In the first part of the dissertation, we focus on the low-rank matrix optimization problem, which targets at recovering the underlying low-rank ground truth matrix from a small number of measurements. Various important applications in the fields of machine learning, signal processing, and power systems can be formulated as a low-rank matrix optimization problem. By utilizing the benign optimization landscape around the manifold of low-rank matrices, we establish state-of-the-art theoretical guarantees to the highly efficient non-convex formulation based on the Burer-Monteiro factorization. First, we significantly improve existing sufficient conditions in terms of the Restricted Isometry Property constant, leading to the guaranteed success of local search algorithms for more problem instances. Next, we propose a new complexity metric for the rank-1 generalized matrix completion problem. The new metric has the potential of unifying several existing metrics and provides both sufficient conditions and necessary conditions to the success of local search algorithms. This part serves as a crucial step towards closing the gap between the empirical success and the theoretical understanding of the Burer-Monteiro factorization approach.
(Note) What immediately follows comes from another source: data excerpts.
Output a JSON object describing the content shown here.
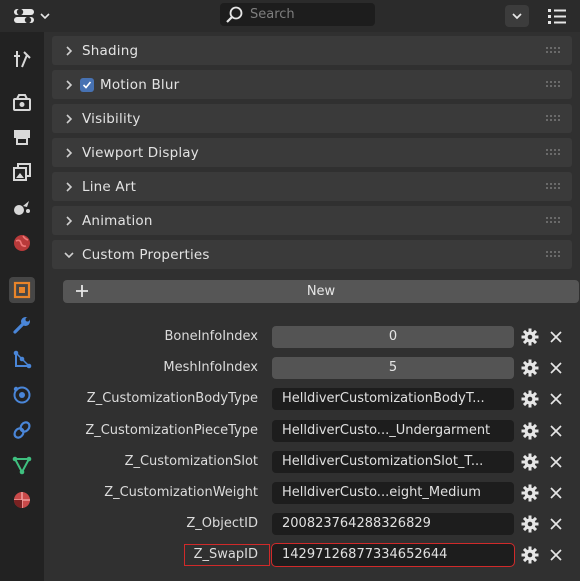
{
  "search": {
    "placeholder": "Search"
  },
  "panels": [
    {
      "label": "Shading"
    },
    {
      "label": "Motion Blur",
      "checked": true
    },
    {
      "label": "Visibility"
    },
    {
      "label": "Viewport Display"
    },
    {
      "label": "Line Art"
    },
    {
      "label": "Animation"
    },
    {
      "label": "Custom Properties",
      "expanded": true
    }
  ],
  "custom_properties": {
    "new_label": "New",
    "rows": [
      {
        "name": "BoneInfoIndex",
        "value": "0"
      },
      {
        "name": "MeshInfoIndex",
        "value": "5"
      },
      {
        "name": "Z_CustomizationBodyType",
        "value": "HelldiverCustomizationBodyT..."
      },
      {
        "name": "Z_CustomizationPieceType",
        "value": "HelldiverCusto..._Undergarment"
      },
      {
        "name": "Z_CustomizationSlot",
        "value": "HelldiverCustomizationSlot_T..."
      },
      {
        "name": "Z_CustomizationWeight",
        "value": "HelldiverCusto...eight_Medium"
      },
      {
        "name": "Z_ObjectID",
        "value": "200823764288326829"
      },
      {
        "name": "Z_SwapID",
        "value": "14297126877334652644",
        "highlighted": true
      }
    ]
  },
  "sidebar": [
    "tool-icon",
    "render-icon",
    "output-icon",
    "view-layer-icon",
    "scene-icon",
    "world-icon",
    "object-icon",
    "modifier-icon",
    "particles-icon",
    "physics-icon",
    "constraints-icon",
    "data-icon",
    "material-icon"
  ],
  "colors": {
    "accent_blue": "#4772b3",
    "highlight_red": "#d02a2a",
    "active_orange": "#e8842a"
  }
}
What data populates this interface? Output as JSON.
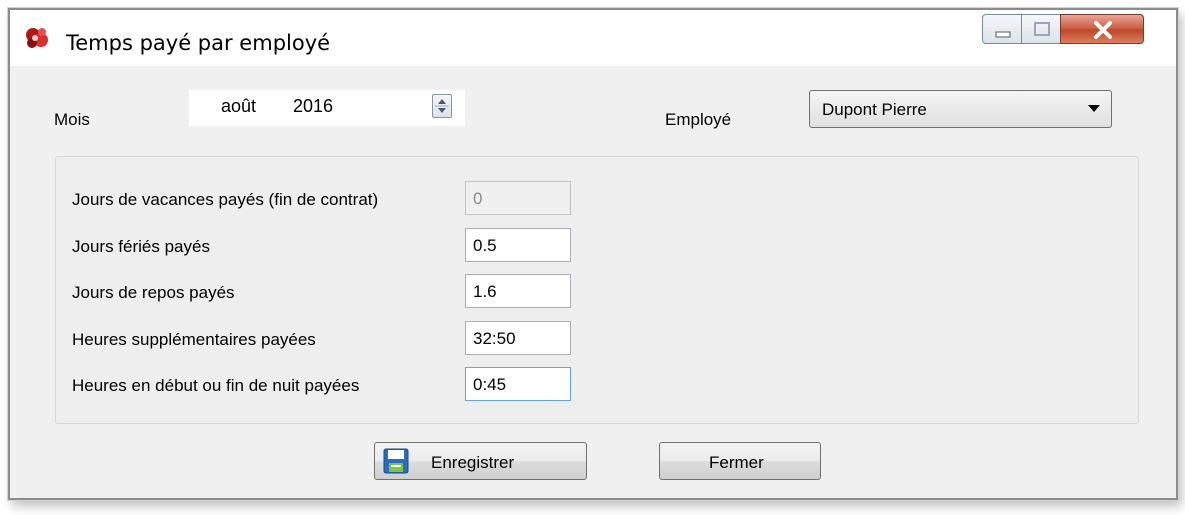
{
  "window": {
    "title": "Temps payé par employé",
    "app_icon": "red-puzzle-icon",
    "controls": {
      "minimize": "minimize-icon",
      "maximize": "maximize-icon",
      "close": "close-icon"
    }
  },
  "filters": {
    "month_label": "Mois",
    "month_value": "août",
    "year_value": "2016",
    "employee_label": "Employé",
    "employee_value": "Dupont Pierre"
  },
  "fields": [
    {
      "label": "Jours de vacances payés (fin de contrat)",
      "value": "0",
      "disabled": true
    },
    {
      "label": "Jours fériés payés",
      "value": "0.5"
    },
    {
      "label": "Jours de repos payés",
      "value": "1.6"
    },
    {
      "label": "Heures supplémentaires payées",
      "value": "32:50"
    },
    {
      "label": "Heures en début ou fin de nuit payées",
      "value": "0:45",
      "focused": true
    }
  ],
  "buttons": {
    "save_label": "Enregistrer",
    "save_icon": "floppy-disk-icon",
    "close_label": "Fermer"
  },
  "colors": {
    "window_bg": "#f0f0f0",
    "close_button": "#c0472c",
    "focus_border": "#6fa3d6"
  }
}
The second part of the dissertation is concerned with the discrete optimization via simulation problem. The design of scalable and robust simulation-optimization algorithms plays a vital role in the timely decision-making in large-scale systems with uncertainty, such as the bike-sharing system. Inspired by the marginal decreasing property, we utilize a special structure, named the L-convexity, to develop algorithms with scalability and optimality guarantees. More specifically, we first construct a subgradient estimator based on the Lovasz extension and develop stochastic search algorithms using the subgradient information. We theoretically and empirically illustrate that the proposed algorithms are highly efficient for high-dimensional discrete optimization via simulation problems. Next, by combining the subgradient information with the discrete nature of the problem, we propose the stochastic localization algorithms, which exhibit an improved efficiency on large-scale applications.
In the third part of the dissertation, we focus on the AC power flow problem in power systems. The efficient and reliable control of large-scale power systems, e.g., the dispatch of electricity under safety-critical constraints, is contingent upon developments of advanced computational and analytical tools. In the first chapter, we consider the uniqueness of solutions to the power flow problem. Utilizing properties of the monotone regime and the network topology, stronger necessary conditions and sufficient conditions, based on the maximal girth and the maximal eye, are proposed to guarantee the uniqueness of solutions. We also provide the corresponding reduction algorithms to efficiently estimate these two network parameters. Given the ongoing emergence of intermittent renewable generation, the second chapter is devoted to the design of optimal power flow algorithms that are robust to large generation forecast errors, which plays an essential role in incorporating renewable energy generators into electrical networks. More concretely, we propose a novel distributionally robust optimization formulation for the chance-constrained optimal power flow problem and provide corresponding algorithms to effectively find the robust solution with the minimum generation cost.